Note: We should keep in mind that the above approach only works when the provided sorted input array is consecutive. i.e. the elements of the array vary by 1 only.
Code Implementation
Let us code the above-discussed algorithm for better understanding.
C++
#include <bits/stdc++.h>
using namespace std;
void rearrangeArrayAlternatively(int a[], int n) {
// initializing the pointers
int j = a[n - 1];
int i = a[0];
// traversing the input array
for (int index = 0; index < n; index++) {
// putting the maximum element at the even position
if (index % 2 == 0) {
a[index] = j;
j -= 1;
}
// putting the minimum element at the odd position
else {
a[index] = i;
i += 1;
}
}
// traversing the array and printing it
for (int i = 0; i < n; i++)
cout << a[i] << " ";
}
int main() {
int a[] = {1, 2, 3, 4, 5, 6};
int n = sizeof(a) / sizeof(a[0]);
cout << "Array formed after alternative rearrangement is: " << endl;
rearrangeArrayAlternatively(a, n);
return 0;
}
Java
public class Test {
static void rearrangeArrayAlternatively(int a[], int n) {
// initializing the pointers
int j = a[n - 1];
int i = a[0];
// traversing the input array
for (int index = 0; index < n; index++) {
// putting the maximum element at the even position
if (index % 2 == 0) {
a[index] = j;
j -= 1;
}
// putting the minimum element at the odd position
else {
a[index] = i;
i += 1;
}
}
// traversing the array and printing it
for (i = 0; i < n; i++)
System.out.print(a[i] + " ");
}
public static void main(String args[]) {
int a[] = { 1, 2, 3, 4, 5, 6 };
int n = a.length;
System.out.println("Array formed after alternative rearrangement is: ");
rearrangeArrayAlternatively(a, n);
}
}
Python
def rearrangeArrayAlternatively(a, n):
# initializing the pointers
i = a[0]
j = a[n - 1]
# traversing the input array
for index in range(n):
# putting the maximum element at the even position
if (index % 2 == 0):
a[index] = j
j = j - 1
else:
# putting the minimum element at the odd position
a[index] = i
i = i + 1
# traversing the array and printing it
for i in range(n):
print(a[i], end=" ")
if __name__ == "__main__":
a = [1, 2, 3, 4, 5, 6]
print("Array formed after alternative rearrangement is: ")
rearrangeArrayAlternatively(a, len(a))
Output
Array formed after alternative rearrangement is:
6 1 5 2 4 3
In the indexing positioning of maximum elements and minimum elements approach to the problem – rearrange array alternately, we are traversing the input array only once using two pointers. We are not using any extra space to store the result.
Time Complexity
Since we are traversing the input array only once, the time complexity of the indexing positioning of maximum elements and minimum elements approach to the problem – rearrange array alternately comes out to be O(n), where n is the size of the input array.
Space Complexity
Since we are not using any extra array to store the result, the space complexity of the indexing positioning of maximum elements and minimum elements approach to the problem – rearrange array alternately comes out to be O(1).
Conclusion
- The most basic approach to the problem – rearrange array alternately can be using an extra output array of size = n and then inserting the values from the input array to the output array alternatively.
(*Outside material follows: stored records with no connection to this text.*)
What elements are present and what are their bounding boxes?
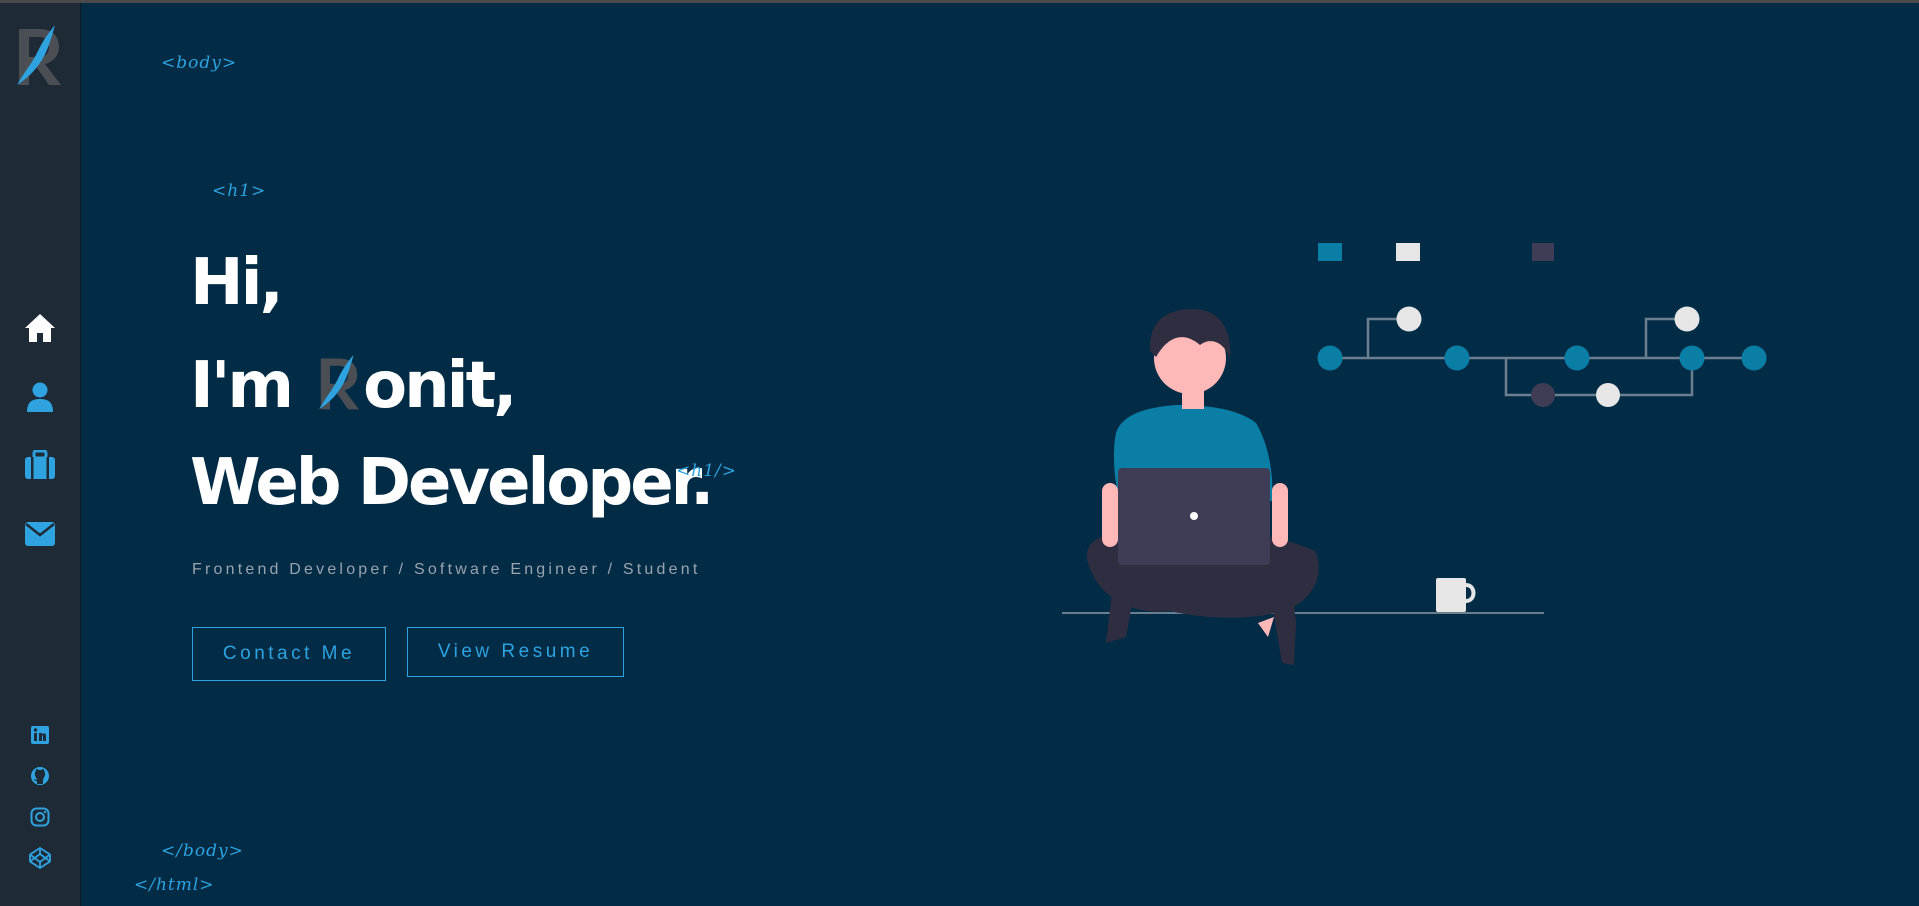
home-icon[interactable] <box>20 308 60 348</box>
html-close-tag: </html> <box>134 875 215 895</box>
r-logo-letter <box>317 353 361 413</box>
codepen-icon[interactable] <box>28 846 52 870</box>
github-icon[interactable] <box>28 764 52 788</box>
name-suffix: onit, <box>363 349 517 423</box>
contact-me-button[interactable]: Contact Me <box>192 627 386 681</box>
body-open-tag: <body> <box>161 53 238 73</box>
envelope-icon[interactable] <box>20 514 60 554</box>
linkedin-icon[interactable] <box>28 723 52 747</box>
body-close-tag: </body> <box>161 841 244 861</box>
sidebar <box>0 3 81 906</box>
h1-open-tag: <h1> <box>212 181 267 201</box>
view-resume-button[interactable]: View Resume <box>407 627 624 677</box>
user-icon[interactable] <box>20 377 60 417</box>
h1-close-tag: <h1/> <box>676 461 737 481</box>
briefcase-icon[interactable] <box>20 445 60 485</box>
role-line: Web Developer. <box>190 446 714 520</box>
greeting-line: Hi, <box>190 246 284 320</box>
name-line: I'm onit, <box>190 353 517 418</box>
name-prefix: I'm <box>190 349 294 423</box>
developer-illustration <box>1062 243 1767 665</box>
instagram-icon[interactable] <box>28 805 52 829</box>
subtitle: Frontend Developer / Software Engineer /… <box>192 561 701 578</box>
logo[interactable] <box>15 23 63 89</box>
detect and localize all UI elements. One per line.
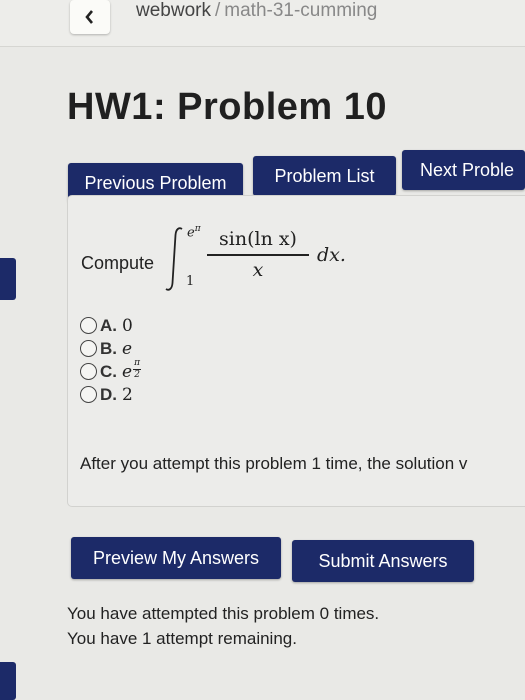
- side-tab-marker: [0, 258, 16, 300]
- answer-choices: A. 0 B. e C. e π 2 D. 2: [80, 314, 142, 406]
- choice-c[interactable]: C. e π 2: [80, 357, 142, 383]
- choice-base: e: [122, 361, 133, 382]
- compute-label: Compute: [81, 253, 155, 273]
- breadcrumb-site[interactable]: webwork: [136, 0, 211, 21]
- back-button[interactable]: [70, 0, 110, 34]
- problem-panel: Compute eπ 1 sin(ln x) x dx. A. 0 B. e C…: [67, 195, 525, 507]
- choice-letter: B.: [100, 338, 117, 358]
- radio-button[interactable]: [80, 363, 97, 380]
- submit-answers-button[interactable]: Submit Answers: [292, 540, 474, 582]
- radio-button[interactable]: [80, 386, 97, 403]
- problem-statement: Compute eπ 1 sin(ln x) x dx.: [81, 214, 521, 294]
- problem-list-button[interactable]: Problem List: [253, 156, 396, 196]
- choice-letter: A.: [100, 315, 117, 335]
- preview-answers-button[interactable]: Preview My Answers: [71, 537, 281, 579]
- integrand-numerator: sin(ln x): [219, 228, 297, 250]
- integral-sign-icon: [165, 227, 183, 291]
- radio-button[interactable]: [80, 317, 97, 334]
- choice-letter: D.: [100, 384, 117, 404]
- next-problem-button[interactable]: Next Proble: [402, 150, 525, 190]
- breadcrumb-separator: /: [214, 0, 221, 21]
- choice-value: e π 2: [122, 357, 142, 382]
- top-bar: webwork / math-31-cumming: [0, 0, 525, 47]
- exponent-numerator: π: [134, 357, 141, 368]
- choice-b[interactable]: B. e: [80, 337, 141, 360]
- fraction-bar: [207, 254, 309, 256]
- attempts-text: You have attempted this problem 0 times.: [67, 604, 380, 623]
- differential: dx.: [317, 244, 346, 266]
- choice-a[interactable]: A. 0: [80, 314, 141, 337]
- breadcrumb: webwork / math-31-cumming: [136, 0, 377, 22]
- chevron-left-icon: [85, 10, 93, 24]
- choice-letter: C.: [100, 361, 117, 381]
- choice-value: 0: [122, 315, 133, 336]
- integrand-fraction: sin(ln x) x: [207, 228, 309, 281]
- upper-limit-base: e: [187, 225, 195, 241]
- radio-button[interactable]: [80, 340, 97, 357]
- upper-limit-exponent: π: [194, 224, 201, 234]
- side-tab-marker: [0, 662, 16, 700]
- solution-note: After you attempt this problem 1 time, t…: [80, 454, 468, 473]
- choice-exponent: π 2: [133, 357, 142, 380]
- breadcrumb-course[interactable]: math-31-cumming: [224, 0, 377, 21]
- integral-lower-limit: 1: [186, 274, 195, 289]
- choice-value: 2: [122, 384, 133, 405]
- choice-value: e: [122, 338, 133, 359]
- integral-upper-limit: eπ: [187, 224, 201, 240]
- remaining-attempts-text: You have 1 attempt remaining.: [67, 629, 297, 648]
- integrand-denominator: x: [252, 258, 264, 281]
- page-title: HW1: Problem 10: [67, 86, 388, 128]
- exponent-denominator: 2: [134, 369, 140, 380]
- choice-d[interactable]: D. 2: [80, 383, 141, 406]
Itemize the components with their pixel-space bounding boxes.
- In the brute force approach to the problem – rearrange array alternately, the time complexity comes out to be O(n), where n is the number of elements present in the array. The space complexity is O(n) as we are using an extra array.
- An efficient algorithm for the problem – rearrange array alternately can be using multiplication and modular tricks to store the elements (two elements) at the same index.
- In the constant space approach to the problem – rearrange array alternately, the time complexity comes out to be O(n), where n is the number of elements present in the array. The space complexity is O(1) as we are not using any extra space.
- Another efficient algorithm for the problem – rearrange array alternately can be storing the maximum elements at the even indices of the array while the minimum elements will be stored at the odd indices of the array.
- In the indexing positioning of maximum elements and minimum elements approach to the problem – rearrange array alternately, the time complexity comes out to be O(n), where n is the number of elements present in the array. The space complexity is O(1) as we are not using any extra space.